Esitono numerosi casi che non riguardano unicamente il lavoro in nero; spesso ad ogni modo i soggetti vengono assunti oralmente senza alcuna formalizzazione, una prassi illecita che pone in una grave condizione di mancata conoscienza del lavoratore che sarà in difficoltà anche per esercitare i propri diritti.

Nell’ambito delle norme sociali europee vi è uno spazio che non viene disciplinato in maniera uniforme; esistono infatti interventi di hard law, soft law (orientamento o indirizzo), e ci sono materie in cui pur potendo l’unione europea non è intervenuta preferendo invece l’autolimitazione e rimnendo sul piano del principio generale.
Questo permette di lasciare agli stati membri il compito effettivo di disciplinarla secondo le peculiarità del proprio sistema. Il tema principale che rientra in questa categoria è quello della contrattazione collettiva in cui si è affermato il principio della liberà sindacale e della contrattazione collettiva, quindi il principio per cui tutti gli stati europei devono garantire ai singoli e alle organizzazioni libertà di costituzione e organizzazione.

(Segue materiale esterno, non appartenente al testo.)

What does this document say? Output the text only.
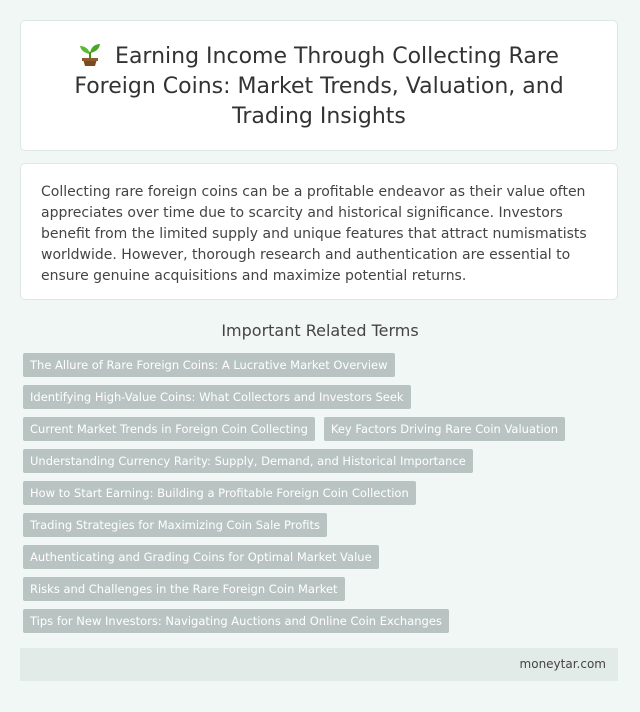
Earning Income Through Collecting Rare Foreign Coins: Market Trends, Valuation, and Trading Insights

Collecting rare foreign coins can be a profitable endeavor as their value often appreciates over time due to scarcity and historical significance. Investors benefit from the limited supply and unique features that attract numismatists worldwide. However, thorough research and authentication are essential to ensure genuine acquisitions and maximize potential returns.

Important Related Terms
The Allure of Rare Foreign Coins: A Lucrative Market Overview
Identifying High-Value Coins: What Collectors and Investors Seek
Current Market Trends in Foreign Coin Collecting	Key Factors Driving Rare Coin Valuation
Understanding Currency Rarity: Supply, Demand, and Historical Importance
How to Start Earning: Building a Profitable Foreign Coin Collection
Trading Strategies for Maximizing Coin Sale Profits
Authenticating and Grading Coins for Optimal Market Value
Risks and Challenges in the Rare Foreign Coin Market
Tips for New Investors: Navigating Auctions and Online Coin Exchanges
moneytar.com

Quindi è possibile costruire, aderire o non aderire a un’organizzazione sindacale; così come deve poter svolgere attività di proselitismo e promozione all’associazione sindacale alla quale aderisce. Si tratta di un affermazione che vale per tutti i paesi membri e che è contenuta nella carta dei diritti fondamentali; ad ogni modo oltre non si è andato quindi ad esempio non si è sceso sul tipo di organizzazione sindacale che possa stipulare un contratto collettivo, sulle rappresentanza in azienda, le modalità di costruzione delle associazioni sindacali, e così via.
Pertanto questi aspetti sono lasciati alla discrezionalità degli stati membri; pertanto in alcuni stati membri la contrattazione collettiva è efficace solo per soggetti aderenti alle organizzazioni sindacali stipulanti, oppure ci sono altri modelli che considerano erga omnes queste stipulazioni, e quindi valenti per l’intero cerchio dei soggetti di quell’ambito.
Ad ogni modo ciò non significa che l’unione europea non si sia occupata sui soggetti collettivi, ma al contrario essa è intervenuta in diversi ambiti, ad esempio ponendo ad esempio a carico delle imprese di dimensioni europee obblighi di formalità comunicativa a favore di soggetti sindacali europei o nazionali.

Vi è infine una quarta categoria di ambiti in cui l’unione europea non può intervenire: sciopero e retribuzioni, dove l’Ue non ha competenza legislativa comunitaria.
La definizione ad esempio del minimo salariale è una materia di materia statale: il minimo imposto per cui i datori di lavoro devono comunque garantire, non oggetto di libera contrattazione tra le parti, o meglio le parti possono contrattare sopra il salario minimo ma non possono scendere al di sotto.